Сегодня мы имеем возможность сравнить старый и новый (арсеньевский) тексты. Вот два ярких примера. Раньше при крещении священник говорил следующие слова: «Запрещает ти, диаволе, Господь наш Иисус Христос, Пришедыи в мир и вселивыися в человецех. Се Аз с вами до скончания века». Как же исправили это место никоновские «справщики»? Они переписали его так: «Запрещает тебе Господь, диаволе, пришедыи в мир и вселивыися в человецех». Получилось, что не Христос пришел в мир и вселился в людей, а дьявол. Или вот еще одно искажение. Изначально текст был таким: «волкохищное овча обретете», то есть волки похищают овец. Новый же звучал так: «горохищное обретете овча» — получалось, что не волки, а горы похищают овец.
Спор Феодосия с Титом биограф описывает таким образом: «Смеялся грек над Титом и называл „лапотником". Тит же перстом указывал на неправильные места (в тексте) и спрашивал, почему в молитве Пресвятой Богородице вместо „...гроб и смерть не удержаста" поменяли на „...гроб и умерщвление"? И знает ли грек, что умерщвление по-русски — это насильственная кончина и что получается по-новому, будто Матерь Божию убили. На то Феодосий отвечал угрозами и говорил, что таких спорщиков приказано карать нещадно и скоро, но ничего про неправду новописания не мог сказать. И еще говорил про протопопа Аввакума, которого в цепях держат в подвале, и что Тита то же ждет». В рукописи говорится, что люди поддержали Тита, а грека «вымазали дегтем и согнали со двора». Конечно, этот самосуд не остался безнаказанным: «Прибыл причинный дьяк и стрельцы и всякого, кто крест складывал двумя, а не тремя перстами, били розгами и Тита тоже били». Карательная операция в посаде была еще не самой жестокой. В это же время «полетели боярские шапки с Титовых друзей. И Онисим Агарков чести лишился, и Савва Сретнев, а пуще всех досталось Морозовым». Получается, что многие «друзья-бояре» Тита попали в опалу: были «высланы из Москвы», брошены в тюрьмы и казнены. Конечно же, он не мог оставаться в стороне и хотя бы не попытаться им помочь. Вот что написано в рукописи: «Смотрел он (Тит), как с позором везли по Москве непокорных сестриц Морозову и Урусову, и плакал, видя их муки и бесчестие». Боярынь везли на дровнях, прикованными к телеге за шеи. Таким образом хотели всей Москве показать, что ждет ослушников и «упорных», раз даже таких богатых и «сановных жен» не пожалели. А чтобы «жестоковыйные ослушницы восчувствовали стыд и раскаянье, перед позорной телегой гнать каптану (карету), в которой малолетний сын Морозовой крестился тремя перстами. „Хвала праведницам!“ — стал кричать Тит, и толпа подхватила его слова. И многие стали благословлять скорбный путь боярынь двуеперстным сложением».
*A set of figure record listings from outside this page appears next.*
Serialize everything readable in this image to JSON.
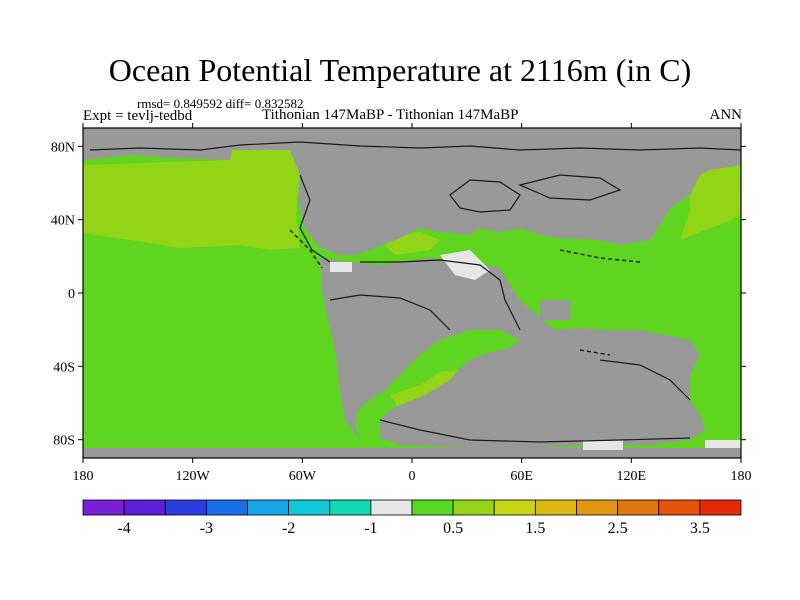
{
  "title": "Ocean Potential Temperature at 2116m (in C)",
  "stats": "rmsd= 0.849592  diff= 0.832582",
  "experiment": "Expt = tevlj-tedbd",
  "period": "Tithonian 147MaBP - Tithonian 147MaBP",
  "season": "ANN",
  "lat_ticks": [
    "80N",
    "40N",
    "0",
    "40S",
    "80S"
  ],
  "lon_ticks": [
    "180",
    "120W",
    "60W",
    "0",
    "60E",
    "120E",
    "180"
  ],
  "colorbar": {
    "labels": [
      "-4",
      "-3",
      "-2",
      "-1",
      "0.5",
      "1.5",
      "2.5",
      "3.5"
    ],
    "colors": [
      "#7a1fd6",
      "#5a1fd6",
      "#2a3de0",
      "#1a6ee8",
      "#16a6e8",
      "#10c9d8",
      "#10d8b0",
      "#e6e6e6",
      "#58d820",
      "#96d418",
      "#cad416",
      "#ddb812",
      "#e09610",
      "#e4750e",
      "#e8520c",
      "#e82a08"
    ]
  },
  "colors": {
    "land": "#999999",
    "ocean_main": "#5fd520",
    "ocean_warm": "#92d416",
    "ocean_neutral": "#e6e6e6"
  }
}
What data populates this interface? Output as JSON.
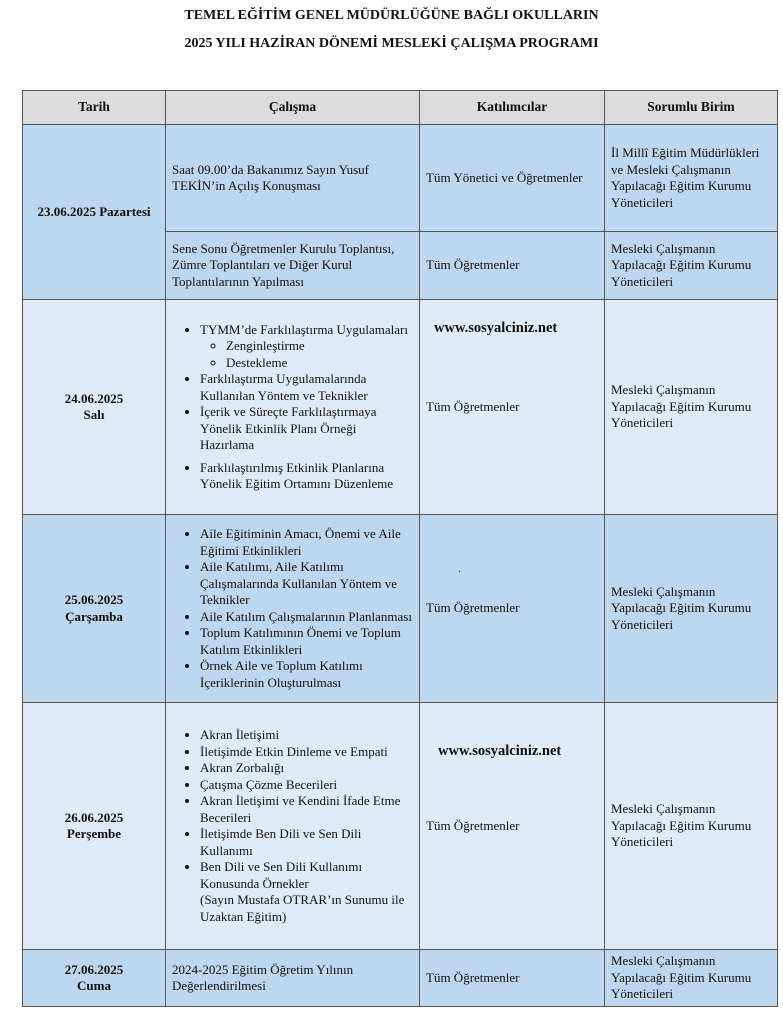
{
  "title": {
    "line1": "TEMEL EĞİTİM GENEL MÜDÜRLÜĞÜNE BAĞLI OKULLARIN",
    "line2": "2025 YILI HAZİRAN DÖNEMİ MESLEKİ ÇALIŞMA PROGRAMI"
  },
  "headers": [
    "Tarih",
    "Çalışma",
    "Katılımcılar",
    "Sorumlu Birim"
  ],
  "watermark": "www.sosyalciniz.net",
  "colors": {
    "header": "#dcdcdc",
    "dark_row": "#bdd7ee",
    "light_row": "#deebf7"
  },
  "rows": [
    {
      "date": "23.06.2025 Pazartesi",
      "work": "Saat 09.00’da Bakanımız Sayın Yusuf TEKİN’in Açılış Konuşması",
      "participants": "Tüm Yönetici ve Öğretmenler",
      "responsible": "İl Millî Eğitim Müdürlükleri ve Mesleki Çalışmanın Yapılacağı Eğitim Kurumu Yöneticileri"
    },
    {
      "work": "Sene Sonu Öğretmenler Kurulu Toplantısı, Zümre Toplantıları ve Diğer Kurul Toplantılarının Yapılması",
      "participants": "Tüm Öğretmenler",
      "responsible": "Mesleki Çalışmanın Yapılacağı Eğitim Kurumu Yöneticileri"
    },
    {
      "date": "24.06.2025",
      "day": "Salı",
      "items": [
        "TYMM’de Farklılaştırma Uygulamaları",
        "Farklılaştırma Uygulamalarında Kullanılan Yöntem ve Teknikler",
        "İçerik ve Süreçte Farklılaştırmaya Yönelik Etkinlik Planı Örneği Hazırlama",
        "Farklılaştırılmış Etkinlik Planlarına Yönelik Eğitim Ortamını Düzenleme"
      ],
      "subitems": [
        "Zenginleştirme",
        "Destekleme"
      ],
      "participants": "Tüm Öğretmenler",
      "responsible": "Mesleki Çalışmanın Yapılacağı Eğitim Kurumu Yöneticileri"
    },
    {
      "date": "25.06.2025",
      "day": "Çarşamba",
      "items": [
        "Aile Eğitiminin Amacı, Önemi ve Aile Eğitimi Etkinlikleri",
        "Aile Katılımı, Aile Katılımı Çalışmalarında Kullanılan Yöntem ve Teknikler",
        "Aile Katılım Çalışmalarının Planlanması",
        "Toplum Katılımının Önemi ve Toplum Katılım Etkinlikleri",
        "Örnek Aile ve Toplum Katılımı İçeriklerinin Oluşturulması"
      ],
      "participants": "Tüm Öğretmenler",
      "dot": "·",
      "responsible": "Mesleki Çalışmanın Yapılacağı Eğitim Kurumu Yöneticileri"
    },
    {
      "date": "26.06.2025",
      "day": "Perşembe",
      "items": [
        "Akran İletişimi",
        "İletişimde Etkin Dinleme ve Empati",
        "Akran Zorbalığı",
        "Çatışma Çözme Becerileri",
        "Akran İletişimi ve Kendini İfade Etme Becerileri",
        "İletişimde Ben Dili ve Sen Dili Kullanımı",
        "Ben Dili ve Sen Dili Kullanımı Konusunda Örnekler"
      ],
      "note": "(Sayın Mustafa OTRAR’ın Sunumu ile Uzaktan Eğitim)",
      "participants": "Tüm Öğretmenler",
      "responsible": "Mesleki Çalışmanın Yapılacağı Eğitim Kurumu Yöneticileri"
    },
    {
      "date": "27.06.2025",
      "day": "Cuma",
      "work": "2024-2025 Eğitim Öğretim Yılının Değerlendirilmesi",
      "participants": "Tüm Öğretmenler",
      "responsible": "Mesleki Çalışmanın Yapılacağı Eğitim Kurumu Yöneticileri"
    }
  ]
}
Стрельцы стали расталкивать людей, чтобы схватить зачинщика смуты. Тит приготовился к аресту. Но неожиданно кто-то легко коснулся его плеча. Тит оглянулся и увидел «старца с ласковыми глазами. Поманил тот человек Тита, и он пошел за ним». Так произошло знакомство Нилова со старцем Аввой, которого многие его современники считали святым и чудотворцем.
Жизнь Тита в скиту у старца Аввы. Первые пророчества
Если верить рукописи, Авва «неспроста увел Тита в скит». По всей видимости, он «почувствовал» его необычные способности, но возможно, что еще раньше был наслышан о посадском знахаре. «Божий дар нельзя расточать, и пользоваться им нужно с толком» — так объяснил старец причину приглашения Нилова к себе в ученики.
Прежде всего следует описать внешность отшельника и его образ жизни: «Был Авва богатырского росту и сильной мощи. Дуб-трехлетку мог с корнем вырвать. Быть бы ему стрельцом, кузнецом или крестьянином, но с молодых лет алкал он иноческого подвига (то есть хотел стать монахом)».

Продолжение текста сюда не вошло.